Propaganda Inggris “stiletto” digunakan oleh Ed Wynne, spesialis yang dikirim ke Singapura oleh Kantor Luar Negeri – Departemen Riset Informasi (Information Research Department-IRD). IRD sendiri dibentuk oleh pemerintah Partai Buruh 1945 untuk melawan serangan propaganda Soviet di Inggris dan menghasilkan materi anti-komunisnya sendiri. Hal itu terkait erat dengan MI6 dan aktivitasnya mencerminkan operasi propaganda perang dingin CIA.

Unit Pemantau Asia Tenggara atau Seamu, didirikan atas saran duta besar Inggris untuk Indonesia, Sir Andrew Gilchrist, yang kedutaan besarnya di Jakarta telah dibakar oleh pengunjuk rasa PKI pada tahun 1963.

Meskipun langkah-langkah psy-war taktis terbatas terhadap pasukan Indonesia ada, pada tahun 1964 ide-ide digali untuk melemahkan “rezim Sukarno/Subandrio” dan dengan demikian harapannya dapat mengakhiri Konfrontasi – Subandrio saat itu adalah menteri luar negeri Sukarno. Apa yang diinginkan Gilchrist dan yang menjadi misi unit tersebut adalah membuat propaganda hitam, yang tampaknya seakan-akan dibuat oleh para emigran Indonesia yang patriotik di luar negeri, untuk menggerakkan gerakan anti-komunis Indonesia.

Target yang akan dipengaruhi dari buletin propaganda oleh Wynne, menurut laporan berstatus deklasifikasi, akan mencakup “sebanyak mungkin tokoh dalam hierarki pemerintahan, tentara, dan pegawai negeri yang dapat kami temukan”.

Untuk menyamarkan buletin asal Inggris itu dikirim ke Indonesia melalui kota-kota Asia termasuk Hong Kong, Tokyo dan Manila.

Dalam setahun 28.000 eksemplar buletin, yang ditulis dalam bahasa Indonesia dan disebut Kenjataan2 (kenyataan atau fakta), telah dikirim dan, menurut Wynne, bahkan menjangkau menteri pertahanan, jendral-jendral lainnya, surat kabar ‘kanan’ dan bahkan Presiden Sukarno sendiri.

Pada akhir September 1965 operasi Wynne berjalan lancar dan siap untuk mengambil keuntungan penuh dari kudeta Untung yang gagal.

Inilah saat yang ditunggu-tunggu oleh Inggris. Seperti yang dikomentari seorang pejabat Kementerian Luar Negeri: “Kudeta prematur PKI mungkin merupakan solusi yang paling membantu bagi barat – asalkan kudeta gagal.”

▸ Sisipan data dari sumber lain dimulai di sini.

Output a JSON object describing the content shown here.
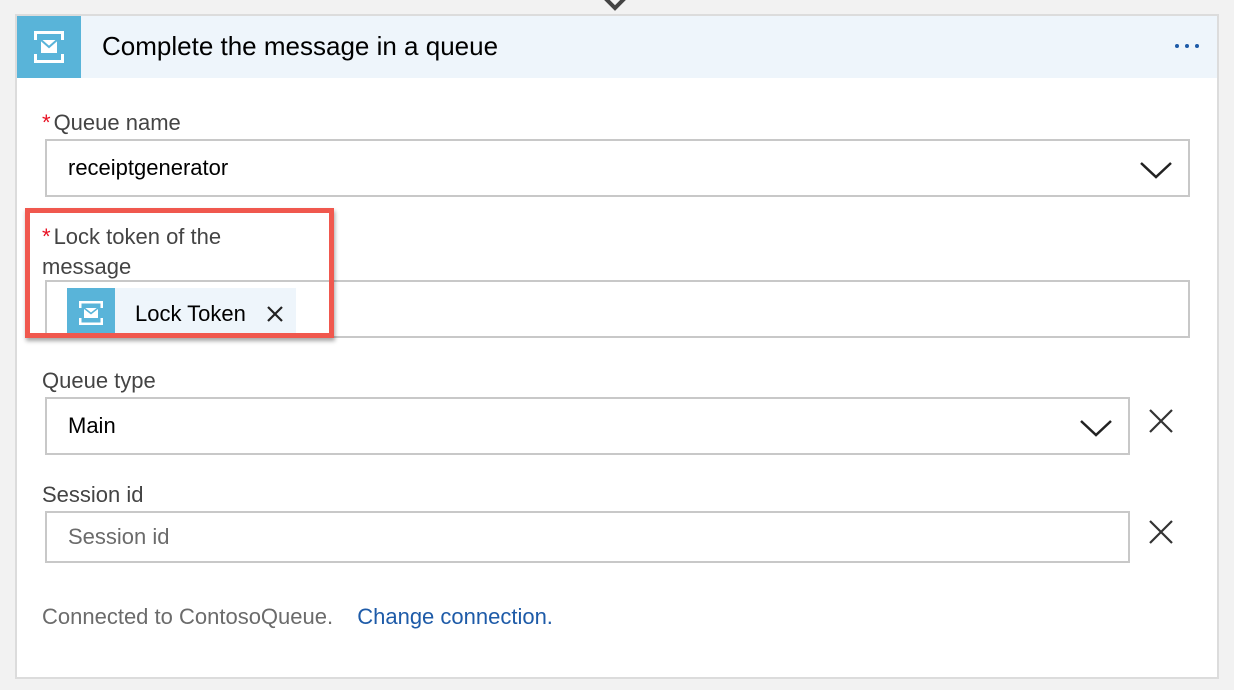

Unit ini mulai beraksi dengan siaran radio dan produksi edisi khusus buletin, yang pada akhirnya terungkap di Kew lebih dari 66 tahun setelah peristiwa yang dirancang itu.

Dimulai dengan persetujuan terhadap kondisi yang bermaksud untuk tidak terlalu berlebihan, namun ternyata menjadi begitu mematikan untuk mengobarkan dan mendorong penghancuran PKI.

“Tidak, kami tidak menyerukan kekerasan,” tulis para propagandis IRD, “Tetapi kami menuntut atas nama semua orang yang patriotik agar kanker komunis disingkirkan dari tubuh negara. PKI sekarang menjadi ular yang terluka.” Tulis mereka: “Sekarang saatnya untuk membunuhnya sebelum ia memiliki kesempatan untuk pulih.”

Buletin propaganda IRD dikirim pada saat-saat penting ketika keberhasilan upaya Soeharto untuk berkuasa dan operasi tentara melawan PKI.

Penelitian sejarah yang rinci telah mengidentifikasi bahwa pembunuhan massal terhadap anggota partai PKI dan orang-orang yang diduga pendukungnya tampaknya dipicu oleh komandan tentara setempat atau kedatangan pasukan khusus Angkatan Darat, sekitar tiga minggu setelah ‘kudeta gagal’ yang berhasil digagalkan oleh Soeharto.

Selama periode itu media di Indonesia penuh dengan propaganda hitam melawan PKI dan dugaan kekejamannya. Ketika tentara mengobarkan kemarahan rakyat terhadap komunis dan melegitimasi apa yang digambarkan Roosa sebagai “langkah yang sudah direncanakan untuk melawan PKI dan Presiden Sukarno”.

“Masalah khusus” dan buletin yang menghasut lainnya dikirim ke sekitar 1.500 penerima. Sebuah laporan Seamu tentang catatan intelijen menyatakan bahwa pembaca “dipengaruhi sesuai yang diperlukan”. Buletin telah disetujui oleh IRD di London sebelum dikirim. Salinan yang dikirim ke pejabat senior Kantor Luar Negeri dihancurkan setelah dibaca atas permintaan IRD.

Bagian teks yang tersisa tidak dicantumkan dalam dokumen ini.